Murió cogiéndole la mano, mientras George, con su esposa y sus

hijos, permanecía a respetuosa distancia de ambos.

Andrew aguardó pacientemente mientras el recepcionista entraba al

despacho. El robot podría haber usado el interfono holográfico, pero sin

duda era presa de cierto nerviosismo por tener que tratar con otro robot y

no con un ser humano.

Andrew se detuvo cavilando sobre esa cuestión. ¿“Nerviosismo” era

la palabra adecuada para una criatura que en vez de nervios tenía sendas

positrónicas? ¿Podía usarse como un término analógico?

Esos problemas seguían con frecuencia mientras trabajaba en su

libro sobre los robots. El esfuerzo de pensar frases para expresar todas las

complejidades le había mejorado el vocabulario.

Algunas personas lo miraban al pasar, y él no eludía sus miradas.

Las afrontaba con calma y la gente se alejaba.

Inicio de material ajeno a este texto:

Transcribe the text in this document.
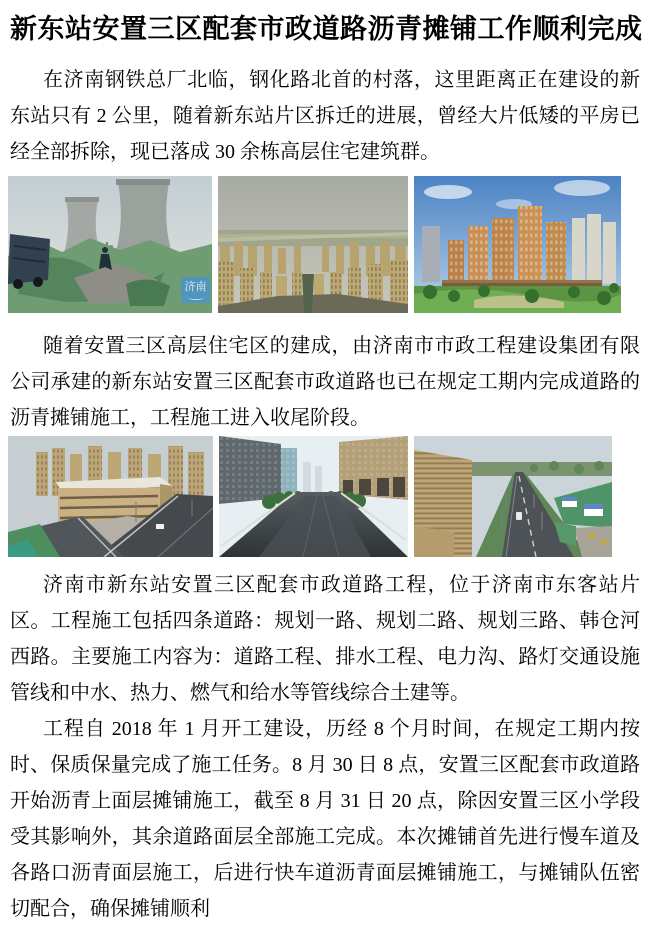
新东站安置三区配套市政道路沥青摊铺工作顺利完成

在济南钢铁总厂北临，钢化路北首的村落，这里距离正在建设的新东站只有 2 公里，随着新东站片区拆迁的进展，曾经大片低矮的平房已经全部拆除，现已落成 30 余栋高层住宅建筑群。

济南

随着安置三区高层住宅区的建成，由济南市市政工程建设集团有限公司承建的新东站安置三区配套市政道路也已在规定工期内完成道路的沥青摊铺施工，工程施工进入收尾阶段。

济南市新东站安置三区配套市政道路工程，位于济南市东客站片区。工程施工包括四条道路：规划一路、规划二路、规划三路、韩仓河西路。主要施工内容为：道路工程、排水工程、电力沟、路灯交通设施管线和中水、热力、燃气和给水等管线综合土建等。

工程自 2018 年 1 月开工建设，历经 8 个月时间，在规定工期内按时、保质保量完成了施工任务。8 月 30 日 8 点，安置三区配套市政道路开始沥青上面层摊铺施工，截至 8 月 31 日 20 点，除因安置三区小学段受其影响外，其余道路面层全部施工完成。本次摊铺首先进行慢车道及各路口沥青面层施工，后进行快车道沥青面层摊铺施工，与摊铺队伍密切配合，确保摊铺顺利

Salió Paul Martin. Parecía sorprendido, aunque Andrew tuvo

dificultades para verle la expresión, pues Paul usaba ese grueso maquillaje

que la moda imponía para ambos sexos y, aunque le confería más vigor a

su blando rostro, Andrew lo desaprobaba. Había notado que desaprobar a

los seres humanos no le inquietaba demasiado mientras no lo manifestara

verbalmente. Incluso podía expresarlo por escrito. Estaba seguro de que

no siempre había sido así.

—Entra, Andrew. Lamento haberte hecho esperar, pero tenía que

concluir una tarea. Entra. Me dijiste que querías hablar conmigo, pero no

sabía que querías hablarme aquí.

—Si estás ocupado, Paul, estoy dispuesto a esperar. Paul miró el

juego de sombras cambiantes en el cuadrante de la pared que servía como

reloj.

—Dispongo de un rato. ¿Has venido solo?

—Alquilé un automóvil.

—¿Algún problema? —preguntó Paul, con cierta ansiedad.

—No esperaba ninguno. Mis derechos están protegidos.